Tile2Vec - Unsupervised representation learning

Research by Neal Jean and Sherrie Wang

Learning a lower-dimensional representation of the data that can be used for any number of downstream ML tasks
Landscapes in remote sensing datasets are highly spatially correlated. The idea is to extract enough learning signal to reliably train deep neural networks

The distributional hypothesis in linguistics is the idea that a word is characterized by the company it keeps. words that appear in similar contexts should have similar meanings.
In natural language processing (NLP), this assumption that meaning can be derived from context is leveraged to learn continuous word vector representations like Word2vec and GloVe

Everything is related to everything else, but near things are more related than distant things.

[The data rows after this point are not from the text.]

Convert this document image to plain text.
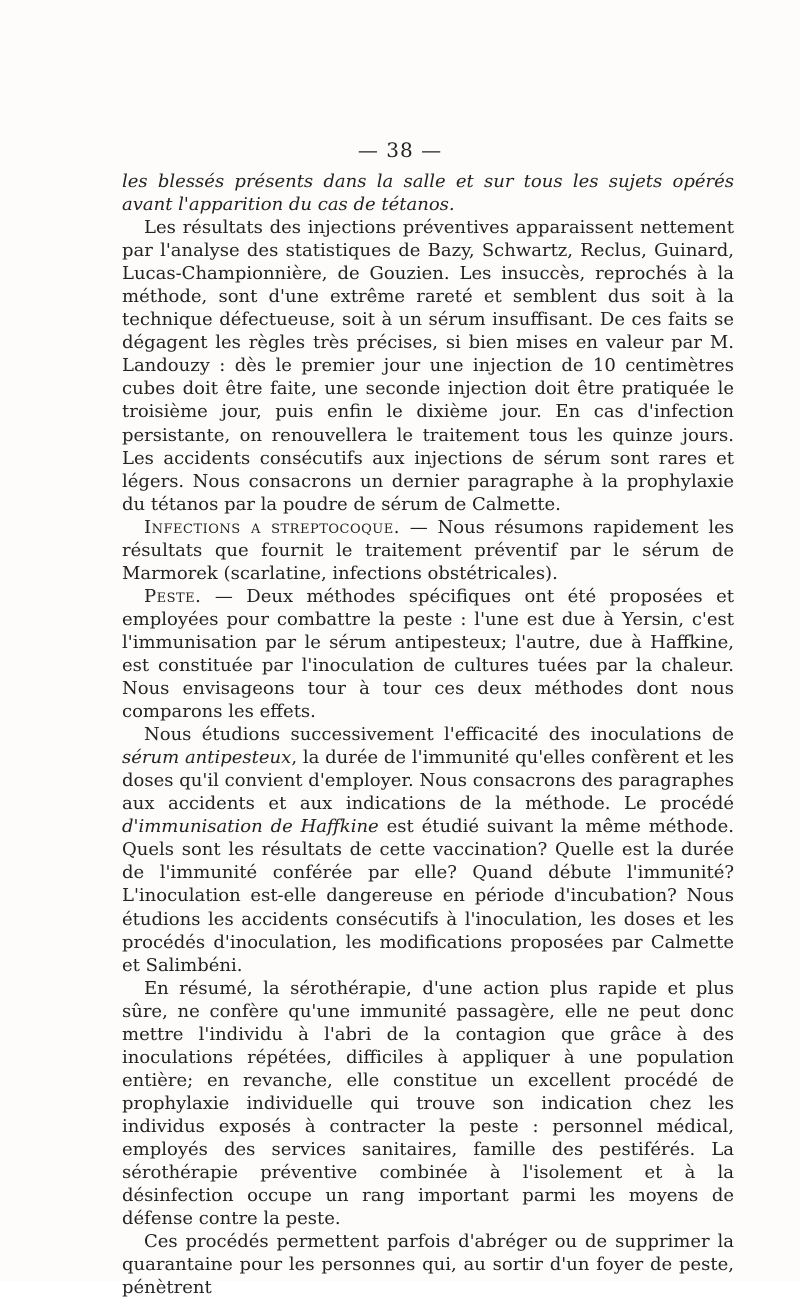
— 38 —

les blessés présents dans la salle et sur tous les sujets opérés avant l'apparition du cas de tétanos.

Les résultats des injections préventives apparaissent nettement par l'analyse des statistiques de Bazy, Schwartz, Reclus, Guinard, Lucas-Championnière, de Gouzien. Les insuccès, reprochés à la méthode, sont d'une extrême rareté et semblent dus soit à la technique défectueuse, soit à un sérum insuffisant. De ces faits se dégagent les règles très précises, si bien mises en valeur par M. Landouzy : dès le premier jour une injection de 10 centimètres cubes doit être faite, une seconde injection doit être pratiquée le troisième jour, puis enfin le dixième jour. En cas d'infection persistante, on renouvellera le traitement tous les quinze jours. Les accidents consécutifs aux injections de sérum sont rares et légers. Nous consacrons un dernier paragraphe à la prophylaxie du tétanos par la poudre de sérum de Calmette.

Infections a streptocoque. — Nous résumons rapidement les résultats que fournit le traitement préventif par le sérum de Marmorek (scarlatine, infections obstétricales).

Peste. — Deux méthodes spécifiques ont été proposées et employées pour combattre la peste : l'une est due à Yersin, c'est l'immunisation par le sérum antipesteux; l'autre, due à Haffkine, est constituée par l'inoculation de cultures tuées par la chaleur. Nous envisageons tour à tour ces deux méthodes dont nous comparons les effets.

Nous étudions successivement l'efficacité des inoculations de sérum antipesteux, la durée de l'immunité qu'elles confèrent et les doses qu'il convient d'employer. Nous consacrons des paragraphes aux accidents et aux indications de la méthode. Le procédé d'immunisation de Haffkine est étudié suivant la même méthode. Quels sont les résultats de cette vaccination? Quelle est la durée de l'immunité conférée par elle? Quand débute l'immunité? L'inoculation est-elle dangereuse en période d'incubation? Nous étudions les accidents consécutifs à l'inoculation, les doses et les procédés d'inoculation, les modifications proposées par Calmette et Salimbéni.

En résumé, la sérothérapie, d'une action plus rapide et plus sûre, ne confère qu'une immunité passagère, elle ne peut donc mettre l'individu à l'abri de la contagion que grâce à des inoculations répétées, difficiles à appliquer à une population entière; en revanche, elle constitue un excellent procédé de prophylaxie individuelle qui trouve son indication chez les individus exposés à contracter la peste : personnel médical, employés des services sanitaires, famille des pestiférés. La sérothérapie préventive combinée à l'isolement et à la désinfection occupe un rang important parmi les moyens de défense contre la peste.

Ces procédés permettent parfois d'abréger ou de supprimer la quarantaine pour les personnes qui, au sortir d'un foyer de peste, pénètrent
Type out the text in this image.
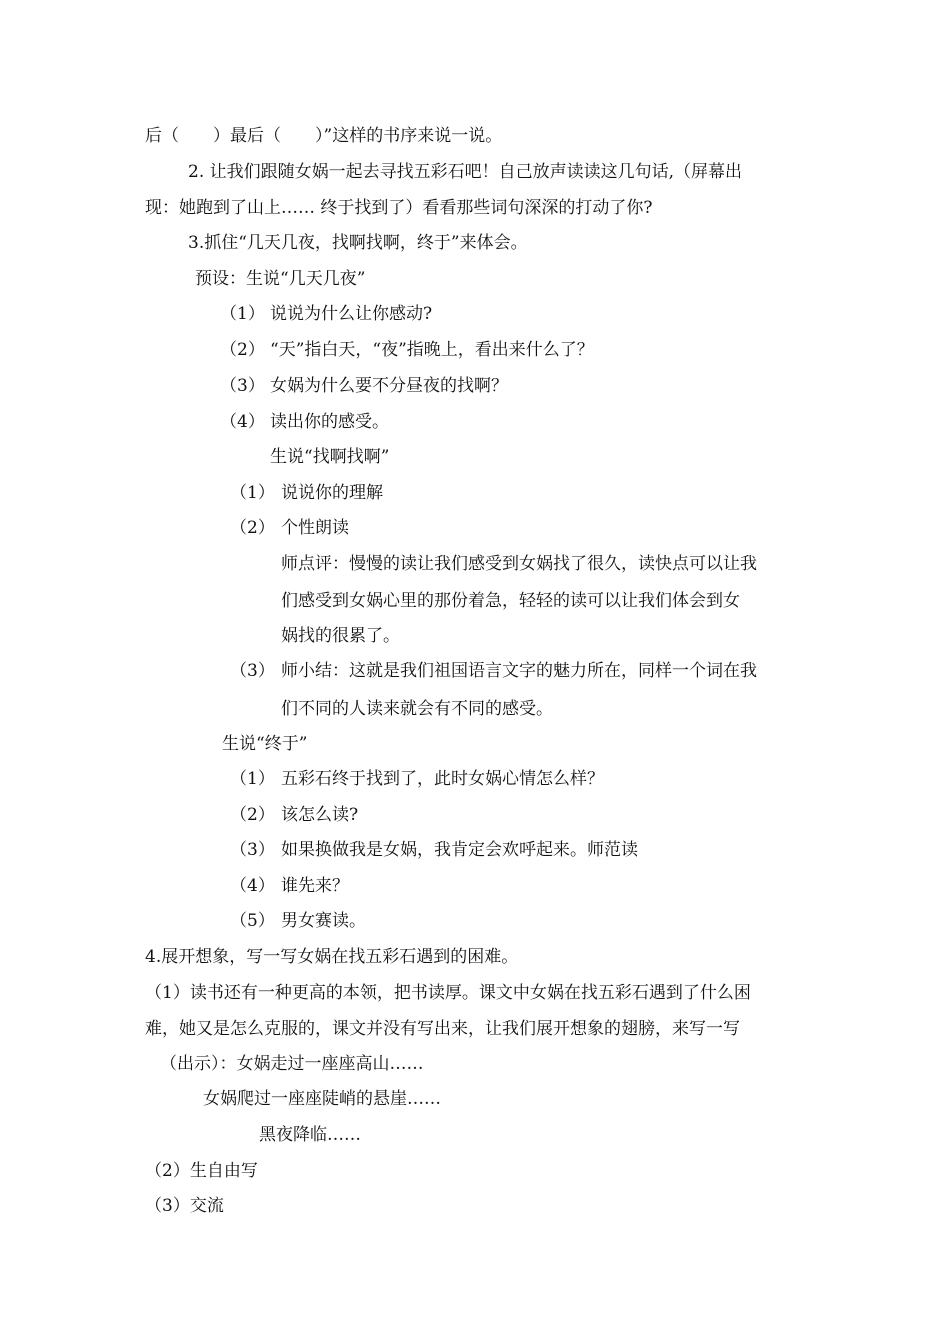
后（　　）最后（　　）”这样的书序来说一说。
2. 让我们跟随女娲一起去寻找五彩石吧！自己放声读读这几句话,（屏幕出
现：她跑到了山上…… 终于找到了）看看那些词句深深的打动了你?
3.抓住“几天几夜，找啊找啊，终于”来体会。
预设：生说“几天几夜”
（1） 说说为什么让你感动?
（2） “天”指白天，“夜”指晚上，看出来什么了？
（3） 女娲为什么要不分昼夜的找啊？
（4） 读出你的感受。
生说“找啊找啊”
（1） 说说你的理解
（2） 个性朗读
师点评：慢慢的读让我们感受到女娲找了很久，读快点可以让我
们感受到女娲心里的那份着急，轻轻的读可以让我们体会到女
娲找的很累了。
（3） 师小结：这就是我们祖国语言文字的魅力所在，同样一个词在我
们不同的人读来就会有不同的感受。
生说“终于”
（1） 五彩石终于找到了，此时女娲心情怎么样？
（2） 该怎么读?
（3） 如果换做我是女娲，我肯定会欢呼起来。师范读
（4） 谁先来？
（5） 男女赛读。
4.展开想象，写一写女娲在找五彩石遇到的困难。
（1）读书还有一种更高的本领，把书读厚。课文中女娲在找五彩石遇到了什么困
难，她又是怎么克服的，课文并没有写出来，让我们展开想象的翅膀，来写一写
（出示）：女娲走过一座座高山……
女娲爬过一座座陡峭的悬崖……
黑夜降临……
（2）生自由写
（3）交流
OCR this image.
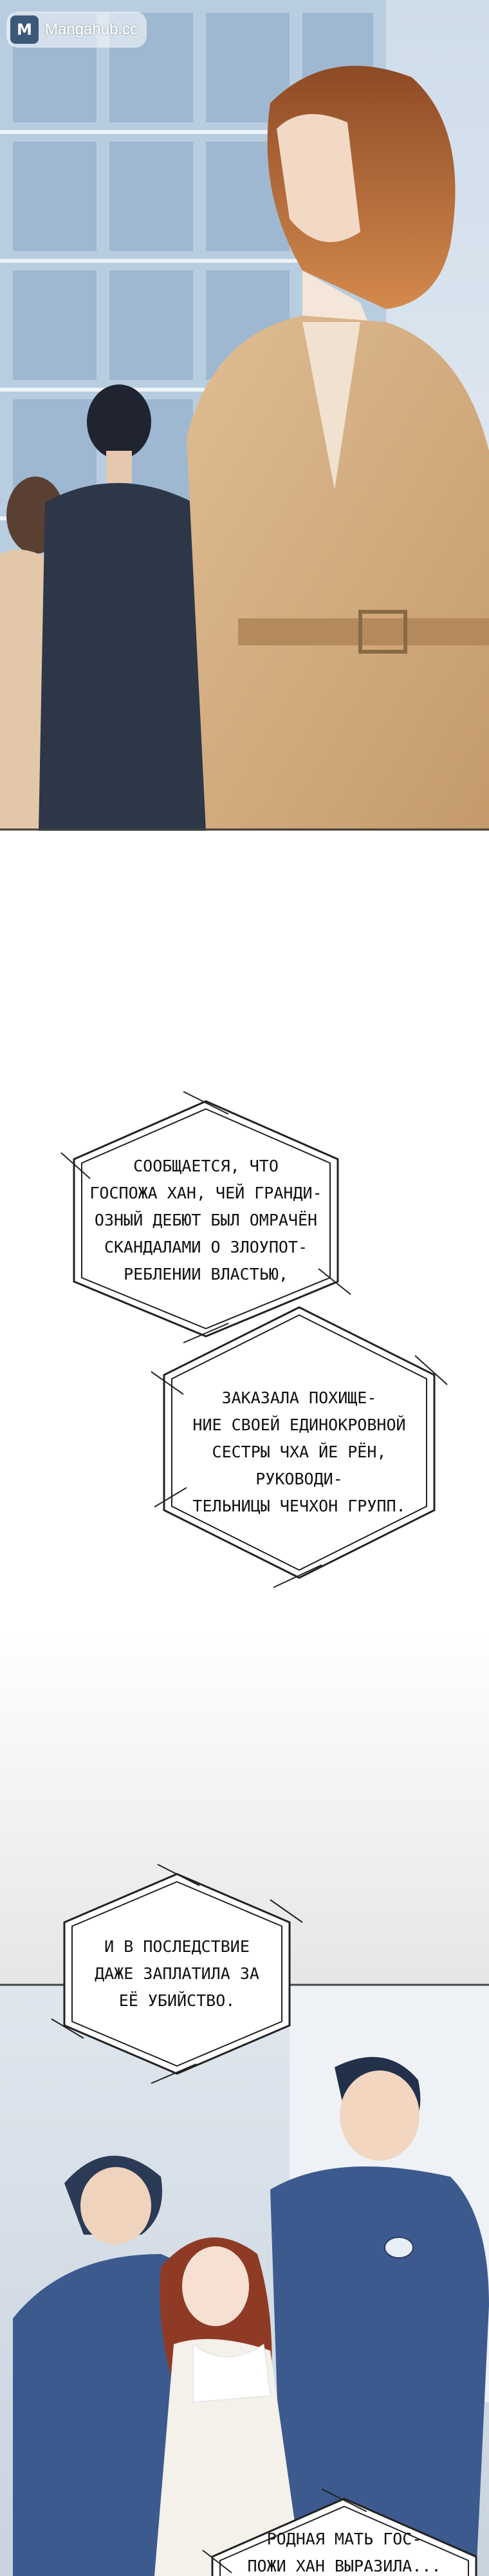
M Mangahub.cc
СООБЩАЕТСЯ, ЧТО
ГОСПОЖА ХАН, ЧЕЙ ГРАНДИ-
ОЗНЫЙ ДЕБЮТ БЫЛ ОМРАЧЁН
СКАНДАЛАМИ О ЗЛОУПОТ-
РЕБЛЕНИИ ВЛАСТЬЮ,
ЗАКАЗАЛА ПОХИЩЕ-
НИЕ СВОЕЙ ЕДИНОКРОВНОЙ
СЕСТРЫ ЧХА ЙЕ РЁН, РУКОВОДИ-
ТЕЛЬНИЦЫ ЧЕЧХОН ГРУПП.
И В ПОСЛЕДСТВИЕ
ДАЖЕ ЗАПЛАТИЛА ЗА
ЕЁ УБИЙСТВО.
РОДНАЯ МАТЬ ГОС-
ПОЖИ ХАН ВЫРАЗИЛА...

To extend the Word2vec analogy from NLP, an image tiles is used similar to be our “words” and spatial neighborhoods (defined by some radius) to define the context. The image tiles that are geographic neighbors (i.e. close spatially) should have similar semantics and therefore representations, while tiles far apart are likely to have dissimilar semantics and should therefore have dissimilar representations.
To learn a mapping from image tiles to low-dimensional embeddings, train a CNN on triplets of tiles, where each triplet consists of an anchor tile, neighbor tile and a distant tile.
Tiles from the same neighborhood are more likely to be similar than their more distant counterparts.
A CNN is trained to minimize the distance between the anchor and neighbor embeddings, while maximizing the distance between the anchor and distant embeddings.

For each Uganda cluster, the team extracted a median composite through Google Earth Engine of roughly 75 × 75 pixels (5 km2) centered at its location. They randomly sample 10 tiles from this patch and average their Tile2Vec embeddings. These embeddings are then input to a ridge regression to predict log consumption expenditures.